People back out of accepting a job offer all the time. For a multitude of reasons. A small company with inexperienced staff may be surprised, but for most companies, this is just part of the game. They will just shrug, and move on. For the companies POV, it's better if you abort the process now, then if you would start, and leave during your probation period.

Just send them a letter, addressed to the relevant people, thanking them for their time and trust they put in you, but that you have decided to decline the offer. You don't have tell them any reason.

Will that burn any bridges? Maybe. Some people might remember your name, and decline to talk to you for another opportunity. Some HR agent might put note in your file. (I know recruitment at the company I work for does -- they keep track of every outcome, mostly to track performance as recruitment as a whole; but I also know several people who first declined an offer, and later joined the company; it's not hold against them). Most likely, they won't remember. (Of course, if you work in a field of which there only a few dozens of people working in the whole work, it will be harder to forget a name).

If you find a better position, go for it. You don't have to be loyal to a company you haven't even gotten a first paycheck from.

  • A HR boss said, after such a thing, this person is "burned". Probably he understood it so that never will be a new recruitment process even considered with him.
    – Gray Sheep
    May 12, 2021 at 10:22

If they choose to blacklist you, it's very unlikely that whatever you're thinking of saying is going to change their mind.

That said, if you're ready to face the consequences (burning the bridges, to say the least), go ahead and inform them about the change of mind as soon as possible. That's the most you can do - to minimize the impact of your rejection and allow them sufficient time (compared to a delayed intimation) to find a suitable replacement for you.

Do not go into explaining anything - it's likely that it's going to make things worse - thank them for the opportunity, state your choice apologize and move on.

  • My problem is not that they blacklist me. I well deserved it! My problem is that I was dishonest.
    – Gray Sheep
    May 12, 2021 at 9:36
  • @GraySheep OK, then don't be - Sorry if I'm sounding rude, but all i'm saying is to be truthful to yourself. If you think doing something is good for your finance but bad for your ethics - you need to take a call whether you let finances override morale or vice versa, Remember, either way, you have to take the decision and stick to it. Do not second guess yourself - best of luck. May 12, 2021 at 9:41

You have the choice: Get a much better job with B, and make A upset. Or get a much less good job with A, and make B upset.

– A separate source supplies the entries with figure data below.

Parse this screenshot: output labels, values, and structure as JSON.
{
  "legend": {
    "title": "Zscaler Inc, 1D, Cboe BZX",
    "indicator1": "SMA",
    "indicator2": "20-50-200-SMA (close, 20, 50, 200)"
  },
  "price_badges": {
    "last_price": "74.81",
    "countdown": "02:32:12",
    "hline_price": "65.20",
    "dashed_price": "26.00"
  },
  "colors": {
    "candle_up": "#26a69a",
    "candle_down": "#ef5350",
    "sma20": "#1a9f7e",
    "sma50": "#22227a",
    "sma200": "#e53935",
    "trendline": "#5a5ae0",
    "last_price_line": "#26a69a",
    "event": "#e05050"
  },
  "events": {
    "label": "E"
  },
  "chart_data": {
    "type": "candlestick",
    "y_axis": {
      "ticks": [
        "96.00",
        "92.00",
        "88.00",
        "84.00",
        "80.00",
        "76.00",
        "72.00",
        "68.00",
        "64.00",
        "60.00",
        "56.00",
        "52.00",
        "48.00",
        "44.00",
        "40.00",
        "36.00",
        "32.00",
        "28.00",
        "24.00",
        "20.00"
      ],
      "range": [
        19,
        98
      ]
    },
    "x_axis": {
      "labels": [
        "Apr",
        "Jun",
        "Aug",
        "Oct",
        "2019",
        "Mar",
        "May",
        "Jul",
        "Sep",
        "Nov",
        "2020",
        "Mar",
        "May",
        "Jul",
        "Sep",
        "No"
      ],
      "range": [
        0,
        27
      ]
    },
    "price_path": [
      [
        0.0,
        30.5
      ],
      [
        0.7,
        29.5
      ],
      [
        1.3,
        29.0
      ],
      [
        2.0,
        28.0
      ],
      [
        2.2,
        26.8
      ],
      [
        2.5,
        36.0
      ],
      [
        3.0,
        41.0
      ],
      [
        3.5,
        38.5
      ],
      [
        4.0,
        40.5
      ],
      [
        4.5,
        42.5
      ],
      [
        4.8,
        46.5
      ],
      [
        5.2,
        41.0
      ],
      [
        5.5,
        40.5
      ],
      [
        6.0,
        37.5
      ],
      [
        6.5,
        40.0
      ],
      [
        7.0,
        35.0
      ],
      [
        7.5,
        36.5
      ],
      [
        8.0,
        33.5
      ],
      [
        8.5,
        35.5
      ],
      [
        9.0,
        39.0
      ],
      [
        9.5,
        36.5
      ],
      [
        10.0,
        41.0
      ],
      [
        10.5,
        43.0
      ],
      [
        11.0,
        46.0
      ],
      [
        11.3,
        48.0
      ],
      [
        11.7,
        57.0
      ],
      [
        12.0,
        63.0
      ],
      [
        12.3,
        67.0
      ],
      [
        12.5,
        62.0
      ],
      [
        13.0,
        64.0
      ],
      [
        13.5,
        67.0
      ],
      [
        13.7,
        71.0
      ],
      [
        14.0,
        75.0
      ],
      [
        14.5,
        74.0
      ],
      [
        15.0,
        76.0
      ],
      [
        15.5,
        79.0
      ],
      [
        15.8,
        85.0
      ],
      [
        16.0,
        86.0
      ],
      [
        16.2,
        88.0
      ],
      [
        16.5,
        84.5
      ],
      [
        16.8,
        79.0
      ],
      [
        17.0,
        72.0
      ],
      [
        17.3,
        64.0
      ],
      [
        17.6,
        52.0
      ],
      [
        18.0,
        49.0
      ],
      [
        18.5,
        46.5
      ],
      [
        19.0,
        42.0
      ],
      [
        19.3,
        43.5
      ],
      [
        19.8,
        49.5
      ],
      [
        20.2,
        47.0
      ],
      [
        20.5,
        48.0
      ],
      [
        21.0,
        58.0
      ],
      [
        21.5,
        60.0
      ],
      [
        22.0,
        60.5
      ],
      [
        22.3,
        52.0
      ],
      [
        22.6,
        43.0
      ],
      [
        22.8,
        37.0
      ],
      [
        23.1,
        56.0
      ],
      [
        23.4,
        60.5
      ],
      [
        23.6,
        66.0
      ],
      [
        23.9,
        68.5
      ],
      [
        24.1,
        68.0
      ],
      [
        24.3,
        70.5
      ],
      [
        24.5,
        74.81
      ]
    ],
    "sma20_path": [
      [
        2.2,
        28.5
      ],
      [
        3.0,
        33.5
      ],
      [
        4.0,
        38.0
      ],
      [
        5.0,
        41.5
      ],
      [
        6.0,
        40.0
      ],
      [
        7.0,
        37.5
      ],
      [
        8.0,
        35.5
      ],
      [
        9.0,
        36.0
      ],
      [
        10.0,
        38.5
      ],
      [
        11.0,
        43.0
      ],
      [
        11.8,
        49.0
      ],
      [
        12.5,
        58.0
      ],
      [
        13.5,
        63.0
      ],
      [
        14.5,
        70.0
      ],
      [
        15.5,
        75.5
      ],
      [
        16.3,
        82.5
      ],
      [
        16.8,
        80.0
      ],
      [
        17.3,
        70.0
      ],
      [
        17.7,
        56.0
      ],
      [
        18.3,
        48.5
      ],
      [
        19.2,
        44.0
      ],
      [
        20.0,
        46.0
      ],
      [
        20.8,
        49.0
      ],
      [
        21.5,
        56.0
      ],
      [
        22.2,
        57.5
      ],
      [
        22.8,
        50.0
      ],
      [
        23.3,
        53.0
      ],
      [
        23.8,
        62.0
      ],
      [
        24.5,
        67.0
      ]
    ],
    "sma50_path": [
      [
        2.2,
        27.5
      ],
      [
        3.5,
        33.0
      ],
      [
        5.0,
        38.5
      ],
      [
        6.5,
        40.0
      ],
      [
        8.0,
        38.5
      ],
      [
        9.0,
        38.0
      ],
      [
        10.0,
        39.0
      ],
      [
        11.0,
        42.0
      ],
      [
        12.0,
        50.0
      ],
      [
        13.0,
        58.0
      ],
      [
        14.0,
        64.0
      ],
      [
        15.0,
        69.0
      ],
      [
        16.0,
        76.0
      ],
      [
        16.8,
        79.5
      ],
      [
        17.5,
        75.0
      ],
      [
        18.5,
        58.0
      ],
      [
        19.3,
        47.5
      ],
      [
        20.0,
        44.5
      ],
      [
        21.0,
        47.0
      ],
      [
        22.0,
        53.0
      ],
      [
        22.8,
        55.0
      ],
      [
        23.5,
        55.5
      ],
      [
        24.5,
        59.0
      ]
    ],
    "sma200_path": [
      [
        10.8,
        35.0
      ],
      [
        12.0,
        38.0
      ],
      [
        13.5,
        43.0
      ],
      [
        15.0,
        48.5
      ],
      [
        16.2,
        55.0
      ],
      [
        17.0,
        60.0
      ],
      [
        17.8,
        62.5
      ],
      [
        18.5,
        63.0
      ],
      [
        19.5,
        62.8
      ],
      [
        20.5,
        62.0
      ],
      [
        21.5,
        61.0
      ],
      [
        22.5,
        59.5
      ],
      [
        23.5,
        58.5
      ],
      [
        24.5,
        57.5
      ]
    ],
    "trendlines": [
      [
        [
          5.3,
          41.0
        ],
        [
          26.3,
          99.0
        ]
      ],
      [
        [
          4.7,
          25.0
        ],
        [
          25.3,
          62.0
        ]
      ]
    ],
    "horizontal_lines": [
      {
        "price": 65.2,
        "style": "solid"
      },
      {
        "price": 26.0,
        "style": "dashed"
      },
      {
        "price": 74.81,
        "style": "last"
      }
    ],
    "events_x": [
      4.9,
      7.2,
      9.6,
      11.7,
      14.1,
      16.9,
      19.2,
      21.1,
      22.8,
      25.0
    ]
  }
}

In that case you look after #1, which is YOU. You do what's best for you. A is a business, they have to look after themselves, and if they can't, tough. So what's best for YOU? Take the job with B. It's business.

And you were not dishonest. Every reasonable employer will expect you to look after yourself and your interests, and they will look after their interests. So going with B's offer is totally expected. Sure, A will be annoyed, but that is part of being a business, sometimes things happen that you don't like.